My Immigrant Story
As an immigrant-founded and led company that serves LEP populations in the U.S. we want to stand up for Immigrants, Immigrant Rights and Refugees in the U.S. and around the world.
As President Franklin D. Roosevelt once said,
“Remember, remember always, that all of us, and you and I especially, are descended from immigrants and revolutionists.”
This is our CEO’s immigration story, but Luis’s story is one of many immigrant stories that testify to the fact that this nation was built by immigrants and continues to grow because of the contributions of all Americans and Immigrants.

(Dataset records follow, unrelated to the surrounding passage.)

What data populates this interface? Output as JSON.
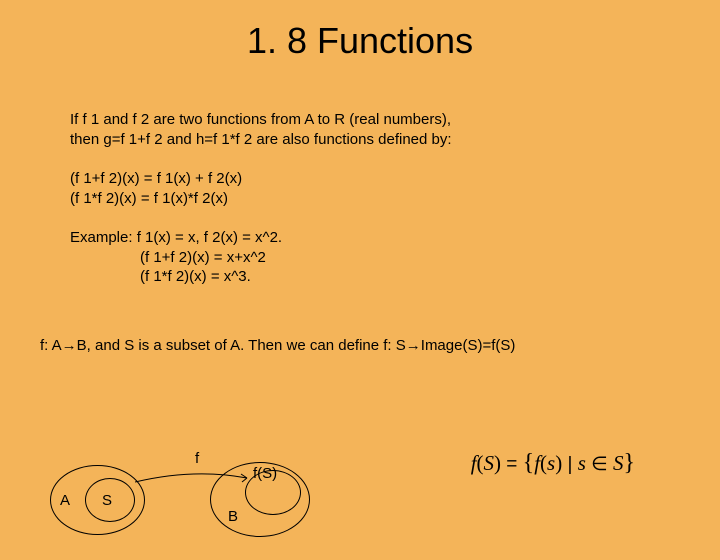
{
  "title": "1. 8 Functions",
  "para1_line1": "If f 1 and f 2 are two functions from A to R (real numbers),",
  "para1_line2": "then g=f 1+f 2 and h=f 1*f 2 are also functions defined by:",
  "def_line1": "(f 1+f 2)(x) = f 1(x) + f 2(x)",
  "def_line2": "(f 1*f 2)(x) = f 1(x)*f 2(x)",
  "example_label": "Example: f 1(x) = x, f 2(x) = x^2.",
  "example_line2": "(f 1+f 2)(x) = x+x^2",
  "example_line3": "(f 1*f 2)(x) = x^3.",
  "image_def": "f: A→B, and S is a subset of A. Then we can define f: S→Image(S)=f(S)",
  "label_a": "A",
  "label_s": "S",
  "label_f": "f",
  "label_b": "B",
  "label_fs": "f(S)",
  "formula_f": "f",
  "formula_S1": "S",
  "formula_f2": "f",
  "formula_s": "s",
  "formula_s2": "s",
  "formula_S2": "S"
}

If you would like to hear Luis speak about Avantpage’s mission-focused brand, listen to the podcast How Storytelling Helps Immigrants Realize their Dream.
Dear Immigrants and World,
I first came to the US as a teenager in 1973 to a Summer camp in the Ozark Mountains, and immediately fell in love with the modernity, the openness and the dynamism of the American culture. I wanted to emigrate and be part of the American dream!

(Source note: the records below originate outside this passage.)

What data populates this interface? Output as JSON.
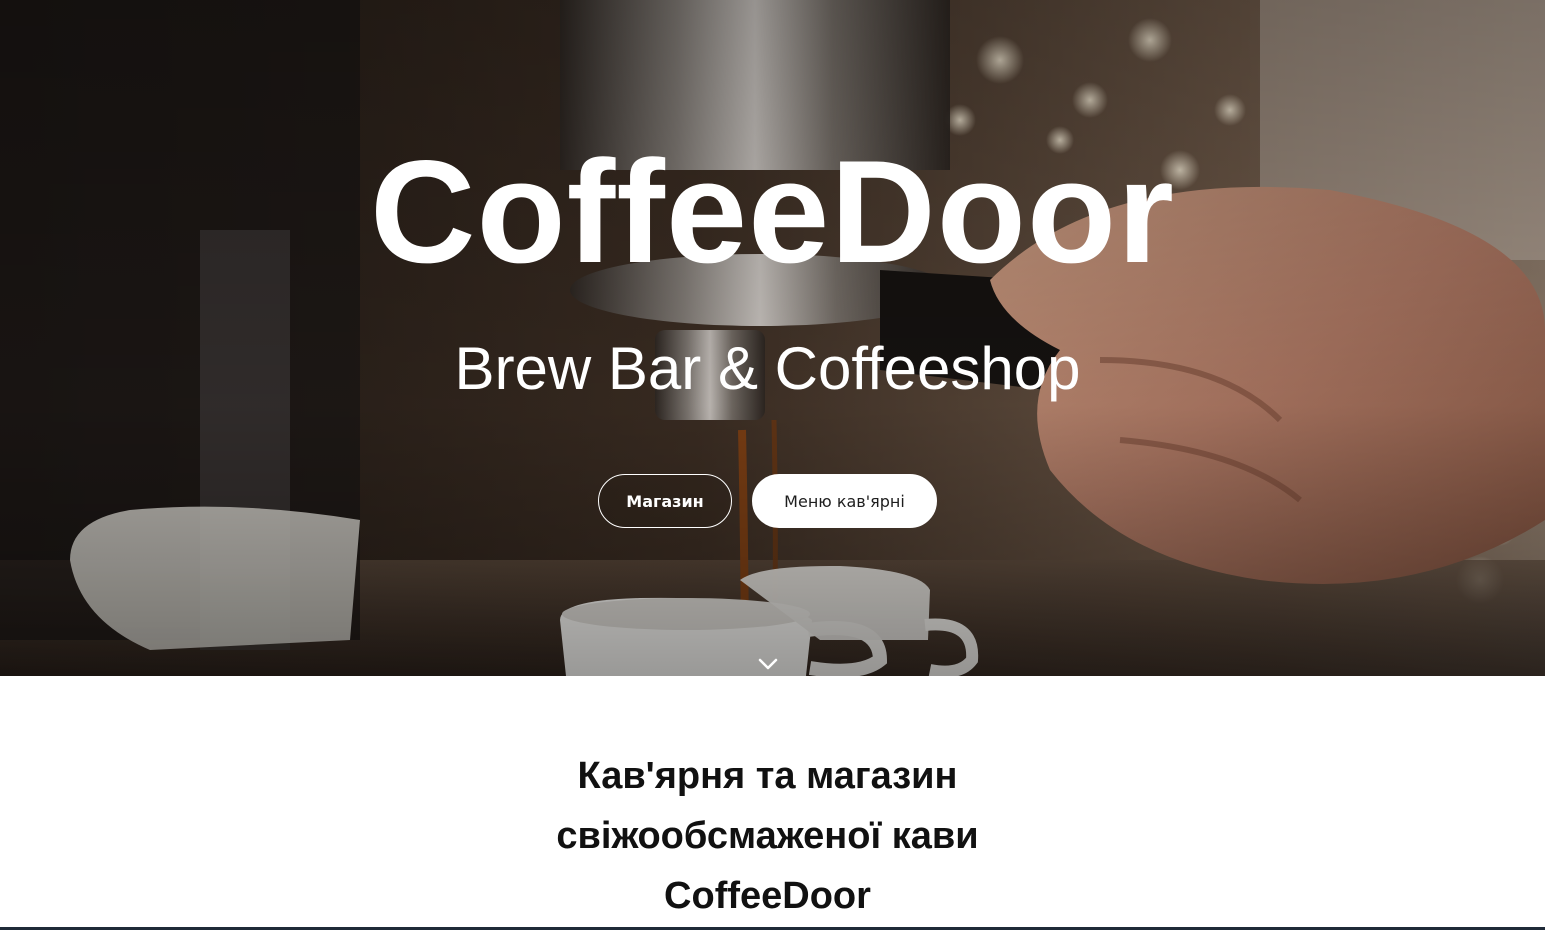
{
  "hero": {
    "title": "CoffeeDoor",
    "subtitle": "Brew Bar & Coffeeshop",
    "buttons": {
      "shop_label": "Магазин",
      "menu_label": "Меню кав'ярні"
    },
    "scroll_icon": "chevron-down-icon",
    "background_image": "espresso machine pouring into white cups, hand on portafilter"
  },
  "intro": {
    "heading_lines": [
      "Кав'ярня та магазин",
      "свіжообсмаженої кави",
      "CoffeeDoor"
    ]
  },
  "colors": {
    "text_on_hero": "#ffffff",
    "button_fill": "#ffffff",
    "heading_text": "#111111",
    "bottom_rule": "#1f2a38"
  }
}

With imperfect language skills, I came from Mexico to the University of Colorado at Boulder as a freshman in January 1978. The University seemed cold and intimidating, and it was especially hard to start in the Winter semester without a room in the Dorms.

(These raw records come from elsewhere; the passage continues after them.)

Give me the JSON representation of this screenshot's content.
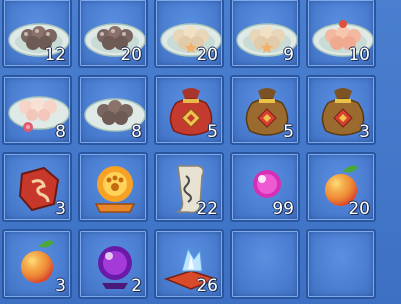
{
  "inventory": {
    "slots": [
      {
        "item": "dumplings-plate-dark",
        "count": "12"
      },
      {
        "item": "dumplings-plate-dark",
        "count": "20"
      },
      {
        "item": "dumplings-plate-flower",
        "count": "20"
      },
      {
        "item": "dumplings-plate-flower",
        "count": "9"
      },
      {
        "item": "dumplings-plate-red",
        "count": "10"
      },
      {
        "item": "dumplings-plate-pink",
        "count": "8"
      },
      {
        "item": "dumplings-plate-dark",
        "count": "8"
      },
      {
        "item": "red-pouch",
        "count": "5"
      },
      {
        "item": "brown-pouch",
        "count": "5"
      },
      {
        "item": "brown-pouch",
        "count": "3"
      },
      {
        "item": "red-rune-stone",
        "count": "3"
      },
      {
        "item": "golden-paw-orb",
        "count": ""
      },
      {
        "item": "paper-talisman",
        "count": "22"
      },
      {
        "item": "pink-pearl",
        "count": "99"
      },
      {
        "item": "peach",
        "count": "20"
      },
      {
        "item": "peach",
        "count": "3"
      },
      {
        "item": "purple-crystal-ball",
        "count": "2"
      },
      {
        "item": "ice-crystal-on-cushion",
        "count": "26"
      },
      {
        "item": "empty",
        "count": ""
      },
      {
        "item": "empty",
        "count": ""
      }
    ]
  }
}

These experiences made me sensitive to the plight of immigrants in the US, and especially those who need special language support to connect with the people and institutions of America.
Avantpage supports the values that have made the United States a beacon to the rest of the world over the last 250 years for democracy, opportunity, meritocracy, open markets, and rule of law.
In the face of the recent populist changes in the US Federal Government and places like the UK and Turkey, our work to advance the cause of freedom and opportunity for immigrants through translations is more important now than ever. Avantpage is committed to providing immigrants access to services that support and integrate them so they can enjoy the success of, and make contributions to, our society and economy.
Let’s redouble our efforts to support immigrants with translations that connect them to their new homeland, regardless of language barriers.